Quando o Raphael nasceu o Marlon ainda estava no distrito. Só foi conhecer o filho quando ele tinha quatro meses. Levava cigarros e comida para ele em todos os dias de visita, mas minha sogra não permitia levar o bebê. Era a chantagem que ela fazia para ver se o filho tomava jeito. Quando ele saiu estava embrutecido, revoltado e mentindo cada vez mais. Mudamo-nos de casa e foi a pior coisa que poderia acontecer. Ele sumia por dias e reapareci sujo, fedendo, aéreo e falando coisas incoerentes. Não poderia mais viver assim.
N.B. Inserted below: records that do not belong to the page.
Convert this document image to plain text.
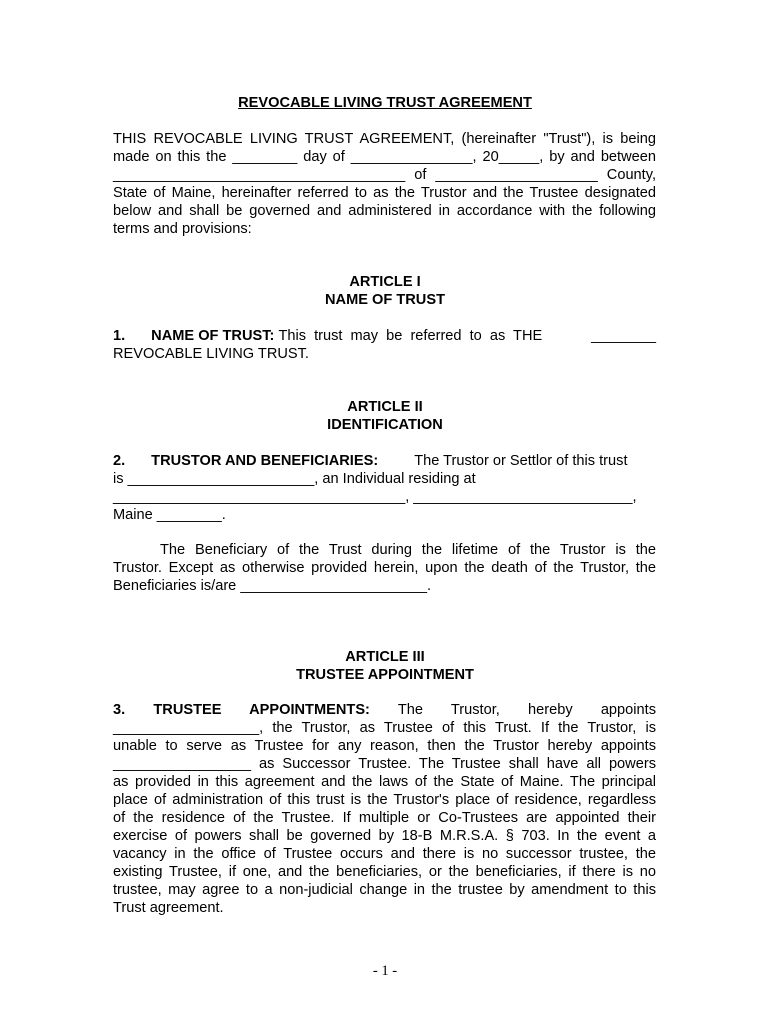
REVOCABLE LIVING TRUST AGREEMENT
THIS REVOCABLE LIVING TRUST AGREEMENT, (hereinafter "Trust"), is being
made on this the ________ day of _______________, 20_____, by and between
____________________________________ of ____________________ County,
State of Maine, hereinafter referred to as the Trustor and the Trustee designated
below and shall be governed and administered in accordance with the following
terms and provisions:
ARTICLE I
NAME OF TRUST
1. NAME OF TRUST: This trust may be referred to as THE	________
REVOCABLE LIVING TRUST.
ARTICLE II
IDENTIFICATION
2. TRUSTOR AND BENEFICIARIES: The Trustor or Settlor of this trust
is _______________________, an Individual residing at
____________________________________, ___________________________,
Maine ________.
The Beneficiary of the Trust during the lifetime of the Trustor is the
Trustor. Except as otherwise provided herein, upon the death of the Trustor, the
Beneficiaries is/are _______________________.
ARTICLE III
TRUSTEE APPOINTMENT
3. TRUSTEE APPOINTMENTS: The Trustor, hereby appoints
__________________, the Trustor, as Trustee of this Trust. If the Trustor, is
unable to serve as Trustee for any reason, then the Trustor hereby appoints
_________________ as Successor Trustee. The Trustee shall have all powers
as provided in this agreement and the laws of the State of Maine. The principal
place of administration of this trust is the Trustor's place of residence, regardless
of the residence of the Trustee. If multiple or Co-Trustees are appointed their
exercise of powers shall be governed by 18-B M.R.S.A. § 703. In the event a
vacancy in the office of Trustee occurs and there is no successor trustee, the
existing Trustee, if one, and the beneficiaries, or the beneficiaries, if there is no
trustee, may agree to a non-judicial change in the trustee by amendment to this
Trust agreement.
- 1 -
Nascida e pronta para morrer. Foi o meu filho que segurou as pontas para eu não enlouquecer. No fim das contas peguei minhas coisas e arrebanhei a criança e fui morar num quarto de pensão próximo à “Rua do Rio”. Consegui outro emprego. Dessa vez de “doméstica para morar na casa”. Gente rica. Advogados corporativos. Honestos e educados. Terminei meus estudos e passei no vestibular de História em uma universidade particular. Claro que meu salário nunca permitiria cursar, mas fiquei feliz por ter passado em exame tão concorrido! Aluguei uma quitinete e foi aí que Marlon começou a me perseguir prá valer e aparecer por lá nos horários mais inusitados. Sempre louco e chapado. Sempre me ameaçando se eu o deixasse. Sempre dizendo que me encontraria até no inferno. Não que ele fosse me bater. Nunca fui mulher de apanhar de homem. Isso nunca! Podia não ter muita experiência de vida só que “mulher de malandro”, prá mim de jeito nenhum! Tenho brios. Acho que tenho. Mas, confesso que ele chegou a me deixar apavorada algumas vezes. Ele aparecia. Fazia seu “comício” recheado e insultos e impropérios e palavras do mais baixo calão enquanto eu chamava a polícia. Ele se mandava antes dos homens chegarem. Até que um dia ele sumiu. Desapareceu com o que por algum encanto. Fiquei histérica! Aquele filho da puta iria me deixar na mão com um filho dele nas costas para criar? Foi o que ele fez. Nem sua mãe sabia me informar onde ele estava e para completar minha desgraça, conseguiu a guarda do Raphael em juízo! E pelas minhas costas! Fiquei sem marido, sem filho, sem sogra, sem mãe e nem pai da noite para o dia. Pensei inclusive em suicídio. Resolvi voltar para Araucária. Voltei com o rabo entre as pernas, completamente derrotada. Aluguei mais um quarto de pensão e comecei a receber o seguro desemprego. Enquanto isso, meu emprego na casa dos advogados foi para o espaço. Droga de vida!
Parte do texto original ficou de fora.